Thomas Merton (1915–1968) describes their movement this way:

 

Society—which meant pagan society, limited by the horizons and prospects of life “in this world”—was regarded by them as a shipwreck from which each single individual had to swim for their life. . . . These were people who believed that to let oneself drift along, passively accepting the tenets and values of what they knew as society, was purely and simply a disaster. The fact that the Emperor was now Christian and that the “world” was coming to know the Cross as a sign of temporal power only strengthened them in their resolve.* 

 

The faithful adherents of the two commandments upon which all else hangs, regardless of their religious affiliation, have had at their core a keen and healthy sense of suspicion around “passively accepting the tenets and values of … society [culture].”  I would add to that a healthy sense of caution around religious materialism as well. In other words, it is recommendable to hold loosely to the trappings of the church but hold fast to the teachings of Jesus upon which the very existence of the church is based. It is a bit like trying to speak about truth. It is corrupted the minute the first word is uttered.

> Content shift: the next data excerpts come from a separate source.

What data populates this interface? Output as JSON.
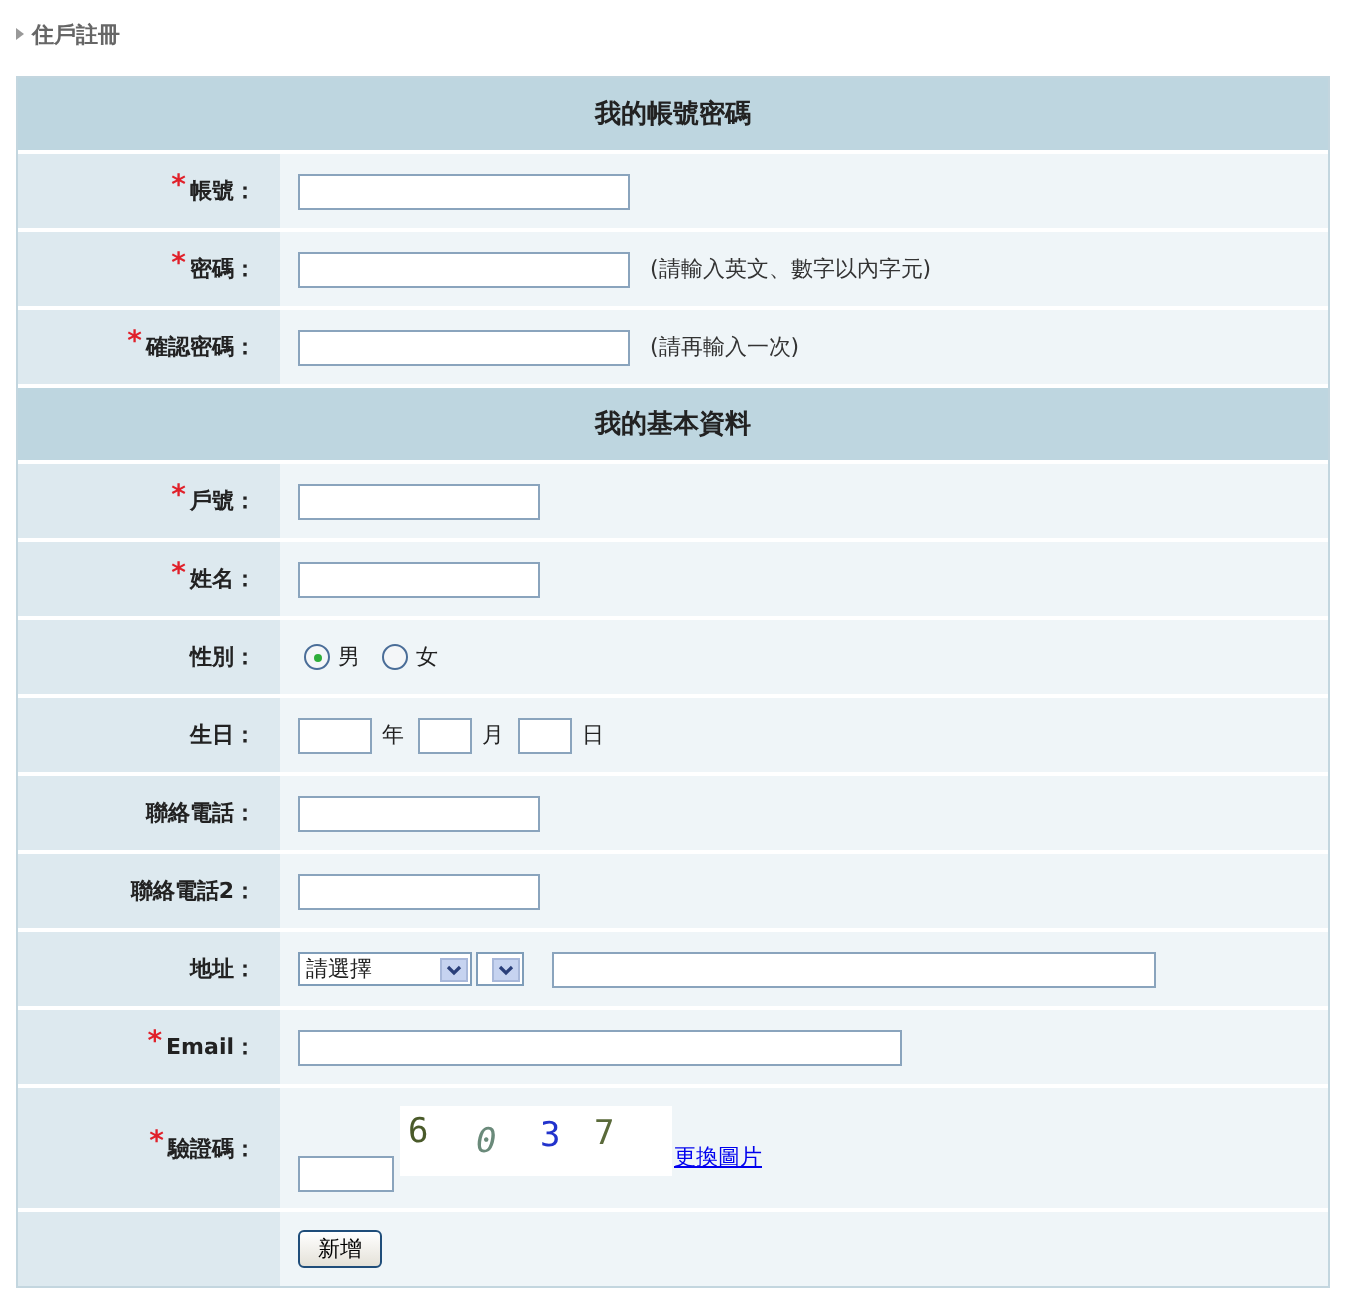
{
  "breadcrumb": {
    "title": "住戶註冊"
  },
  "sections": [
    {
      "title": "我的帳號密碼",
      "rows": [
        {
          "kind": "medium-text",
          "label": "帳號：",
          "marker": "*"
        },
        {
          "kind": "medium-text",
          "label": "密碼：",
          "marker": "*",
          "hint": "(請輸入英文、數字以內字元)"
        },
        {
          "kind": "medium-text",
          "label": "確認密碼：",
          "marker": "*",
          "hint": "(請再輸入一次)"
        }
      ]
    },
    {
      "title": "我的基本資料",
      "rows": [
        {
          "kind": "short-text",
          "label": "戶號：",
          "marker": "*"
        },
        {
          "kind": "short-text",
          "label": "姓名：",
          "marker": "*"
        },
        {
          "kind": "radio",
          "label": "性別：",
          "options": [
            {
              "label": "男",
              "selected": true
            },
            {
              "label": "女",
              "selected": false
            }
          ]
        },
        {
          "kind": "date",
          "label": "生日：",
          "parts": [
            {
              "unit": "年",
              "kind": "year"
            },
            {
              "unit": "月",
              "kind": "small"
            },
            {
              "unit": "日",
              "kind": "small"
            }
          ]
        },
        {
          "kind": "short-text",
          "label": "聯絡電話："
        },
        {
          "kind": "short-text",
          "label": "聯絡電話2："
        },
        {
          "kind": "address",
          "label": "地址：",
          "select_value": "請選擇"
        },
        {
          "kind": "long-text",
          "label": "Email：",
          "marker": "*"
        },
        {
          "kind": "captcha",
          "label": "驗證碼：",
          "marker": "*",
          "digits": [
            {
              "text": "6",
              "color": "#4a5a2a"
            },
            {
              "text": "0",
              "color": "#6a8a7a"
            },
            {
              "text": "3",
              "color": "#2233cc"
            },
            {
              "text": "7",
              "color": "#5a6a3a"
            }
          ],
          "link": "更換圖片"
        }
      ]
    }
  ],
  "submit": {
    "label": "新增"
  }
}
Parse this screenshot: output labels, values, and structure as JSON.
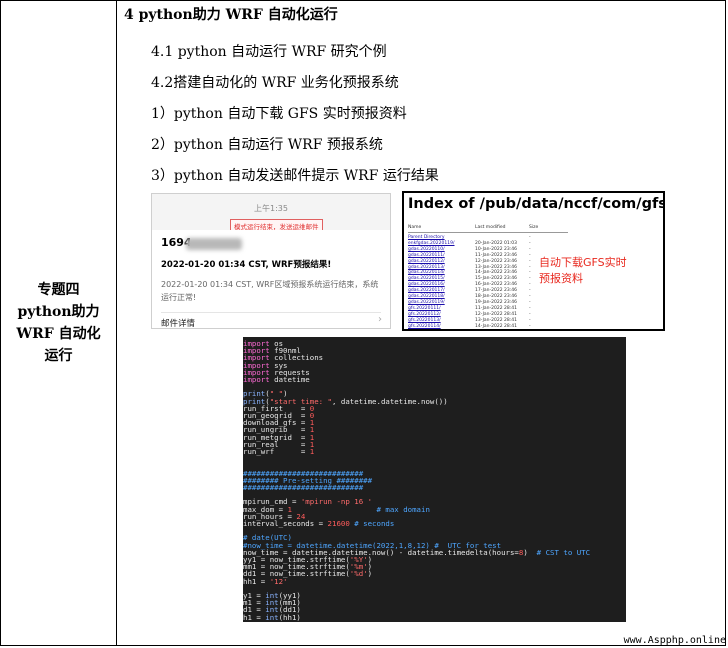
{
  "topic": "专题四 python助力 WRF 自动化运行",
  "heading": "4 python助力 WRF 自动化运行",
  "subitems": [
    "4.1 python 自动运行 WRF 研究个例",
    "4.2搭建自动化的 WRF 业务化预报系统",
    "1）python 自动下载 GFS 实时预报资料",
    "2）python 自动运行 WRF 预报系统",
    "3）python 自动发送邮件提示 WRF 运行结果"
  ],
  "email": {
    "time": "上午1:35",
    "note": "模式运行结束，发送运维邮件",
    "sender": "1694",
    "subject": "2022-01-20 01:34 CST, WRF预报结果!",
    "body": "2022-01-20 01:34 CST, WRF区域预报系统运行结束，系统运行正常!",
    "detail": "邮件详情",
    "chevron": "›"
  },
  "index": {
    "title": "Index of /pub/data/nccf/com/gfs/prod",
    "columns": [
      "Name",
      "Last modified",
      "Size"
    ],
    "rows": [
      {
        "name": "Parent Directory",
        "date": "",
        "size": "-"
      },
      {
        "name": "enkfgdas.20220119/",
        "date": "20-Jan-2022 01:03",
        "size": "-"
      },
      {
        "name": "gdas.20220110/",
        "date": "10-Jan-2022 23:46",
        "size": "-"
      },
      {
        "name": "gdas.20220111/",
        "date": "11-Jan-2022 23:46",
        "size": "-"
      },
      {
        "name": "gdas.20220112/",
        "date": "12-Jan-2022 23:46",
        "size": "-"
      },
      {
        "name": "gdas.20220113/",
        "date": "13-Jan-2022 23:46",
        "size": "-"
      },
      {
        "name": "gdas.20220114/",
        "date": "14-Jan-2022 23:46",
        "size": "-"
      },
      {
        "name": "gdas.20220115/",
        "date": "15-Jan-2022 23:46",
        "size": "-"
      },
      {
        "name": "gdas.20220116/",
        "date": "16-Jan-2022 23:46",
        "size": "-"
      },
      {
        "name": "gdas.20220117/",
        "date": "17-Jan-2022 23:46",
        "size": "-"
      },
      {
        "name": "gdas.20220118/",
        "date": "18-Jan-2022 23:46",
        "size": "-"
      },
      {
        "name": "gdas.20220119/",
        "date": "19-Jan-2022 23:46",
        "size": "-"
      },
      {
        "name": "gfs.20220111/",
        "date": "11-Jan-2022 28:41",
        "size": "-"
      },
      {
        "name": "gfs.20220112/",
        "date": "12-Jan-2022 28:41",
        "size": "-"
      },
      {
        "name": "gfs.20220113/",
        "date": "13-Jan-2022 28:41",
        "size": "-"
      },
      {
        "name": "gfs.20220114/",
        "date": "14-Jan-2022 28:41",
        "size": "-"
      }
    ],
    "callout": "自动下载GFS实时预报资料"
  },
  "code_lines": [
    [
      [
        "kw",
        "import"
      ],
      [
        "pl",
        " os"
      ]
    ],
    [
      [
        "kw",
        "import"
      ],
      [
        "pl",
        " f90nml"
      ]
    ],
    [
      [
        "kw",
        "import"
      ],
      [
        "pl",
        " collections"
      ]
    ],
    [
      [
        "kw",
        "import"
      ],
      [
        "pl",
        " sys"
      ]
    ],
    [
      [
        "kw",
        "import"
      ],
      [
        "pl",
        " requests"
      ]
    ],
    [
      [
        "kw",
        "import"
      ],
      [
        "pl",
        " datetime"
      ]
    ],
    [],
    [
      [
        "fn",
        "print"
      ],
      [
        "pl",
        "("
      ],
      [
        "str",
        "\" \""
      ],
      [
        "pl",
        ")"
      ]
    ],
    [
      [
        "fn",
        "print"
      ],
      [
        "pl",
        "("
      ],
      [
        "str",
        "\"start time: \""
      ],
      [
        "pl",
        ", datetime.datetime.now())"
      ]
    ],
    [
      [
        "pl",
        "run_first    = "
      ],
      [
        "num",
        "0"
      ]
    ],
    [
      [
        "pl",
        "run_geogrid  = "
      ],
      [
        "num",
        "0"
      ]
    ],
    [
      [
        "pl",
        "download_gfs = "
      ],
      [
        "num",
        "1"
      ]
    ],
    [
      [
        "pl",
        "run_ungrib   = "
      ],
      [
        "num",
        "1"
      ]
    ],
    [
      [
        "pl",
        "run_metgrid  = "
      ],
      [
        "num",
        "1"
      ]
    ],
    [
      [
        "pl",
        "run_real     = "
      ],
      [
        "num",
        "1"
      ]
    ],
    [
      [
        "pl",
        "run_wrf      = "
      ],
      [
        "num",
        "1"
      ]
    ],
    [],
    [],
    [
      [
        "cm",
        "###########################"
      ]
    ],
    [
      [
        "cm",
        "######## Pre-setting ########"
      ]
    ],
    [
      [
        "cm",
        "###########################"
      ]
    ],
    [],
    [
      [
        "pl",
        "mpirun_cmd = "
      ],
      [
        "str",
        "'mpirun -np 16 '"
      ]
    ],
    [
      [
        "pl",
        "max_dom = "
      ],
      [
        "num",
        "1"
      ],
      [
        "cm",
        "                   # max domain"
      ]
    ],
    [
      [
        "pl",
        "run_hours = "
      ],
      [
        "num",
        "24"
      ]
    ],
    [
      [
        "pl",
        "interval_seconds = "
      ],
      [
        "num",
        "21600"
      ],
      [
        "cm",
        " # seconds"
      ]
    ],
    [],
    [
      [
        "cm",
        "# date(UTC)"
      ]
    ],
    [
      [
        "cm",
        "#now_time = datetime.datetime(2022,1,8,12) #  UTC for test"
      ]
    ],
    [
      [
        "pl",
        "now_time = datetime.datetime.now() - datetime.timedelta(hours="
      ],
      [
        "num",
        "8"
      ],
      [
        "pl",
        ")"
      ],
      [
        "cm",
        "  # CST to UTC"
      ]
    ],
    [
      [
        "pl",
        "yy1 = now_time.strftime("
      ],
      [
        "str",
        "'%Y'"
      ],
      [
        "pl",
        ")"
      ]
    ],
    [
      [
        "pl",
        "mm1 = now_time.strftime("
      ],
      [
        "str",
        "'%m'"
      ],
      [
        "pl",
        ")"
      ]
    ],
    [
      [
        "pl",
        "dd1 = now_time.strftime("
      ],
      [
        "str",
        "'%d'"
      ],
      [
        "pl",
        ")"
      ]
    ],
    [
      [
        "pl",
        "hh1 = "
      ],
      [
        "str",
        "'12'"
      ]
    ],
    [],
    [
      [
        "pl",
        "y1 = "
      ],
      [
        "fn",
        "int"
      ],
      [
        "pl",
        "(yy1)"
      ]
    ],
    [
      [
        "pl",
        "m1 = "
      ],
      [
        "fn",
        "int"
      ],
      [
        "pl",
        "(mm1)"
      ]
    ],
    [
      [
        "pl",
        "d1 = "
      ],
      [
        "fn",
        "int"
      ],
      [
        "pl",
        "(dd1)"
      ]
    ],
    [
      [
        "pl",
        "h1 = "
      ],
      [
        "fn",
        "int"
      ],
      [
        "pl",
        "(hh1)"
      ]
    ]
  ],
  "footer": "www.Aspphp.online"
}
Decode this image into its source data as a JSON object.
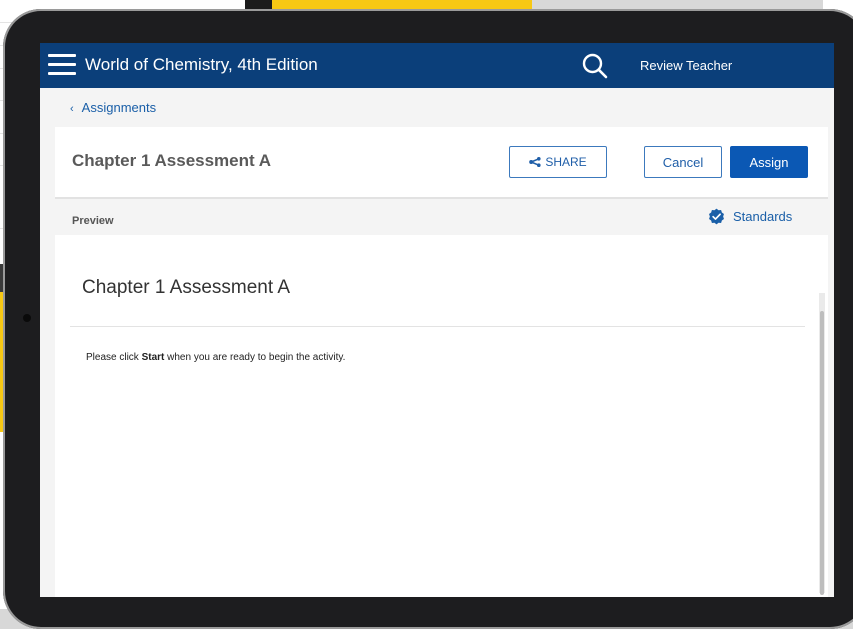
{
  "app": {
    "title": "World of Chemistry, 4th Edition",
    "user": "Review Teacher"
  },
  "breadcrumb": {
    "chevron": "‹",
    "label": "Assignments"
  },
  "card": {
    "title": "Chapter 1 Assessment A",
    "share_label": "SHARE",
    "cancel_label": "Cancel",
    "assign_label": "Assign"
  },
  "preview": {
    "label": "Preview",
    "standards_label": "Standards",
    "title": "Chapter 1 Assessment A",
    "instruction_prefix": "Please click ",
    "instruction_bold": "Start",
    "instruction_suffix": " when you are ready to begin the activity."
  },
  "icons": {
    "menu": "menu-icon",
    "search": "search-icon",
    "share": "share-icon",
    "standards": "verified-badge-icon"
  },
  "colors": {
    "header": "#0b3f7a",
    "accent": "#0b58b4",
    "link": "#1a5fa8"
  }
}
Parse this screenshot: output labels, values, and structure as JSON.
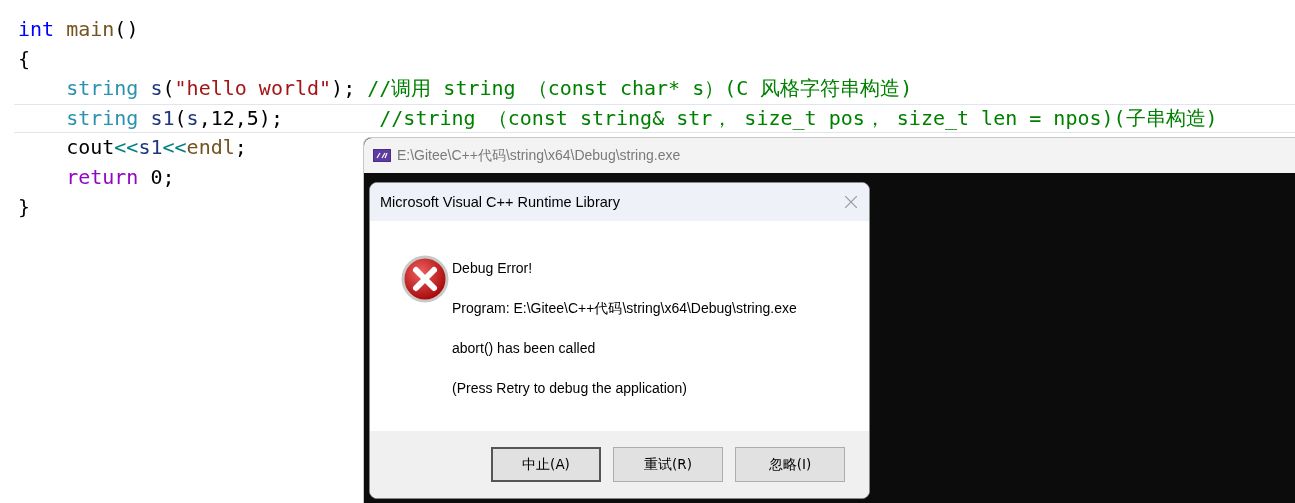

In "Covid times" the church is grappling with many things. A recent article from the Church of England predicts the survival of the church - but its certain transformation as a result of the present cultural and existential crises. Perhaps, as existing trends quicken toward their destination we will move closer to the kingdom. Perhaps with every perceived loss of the familiar we will move deeper into Christ consciousness. Time will tell, and we will know by the fruit that is produced. 



*Thomas Merton, The Wisdom of the Desert: Sayings from the Desert Fathers of the Fourth Century (New Directions: 1970, ©1960) 3. Note: Minor edits made to incorporate gender-inclusive language.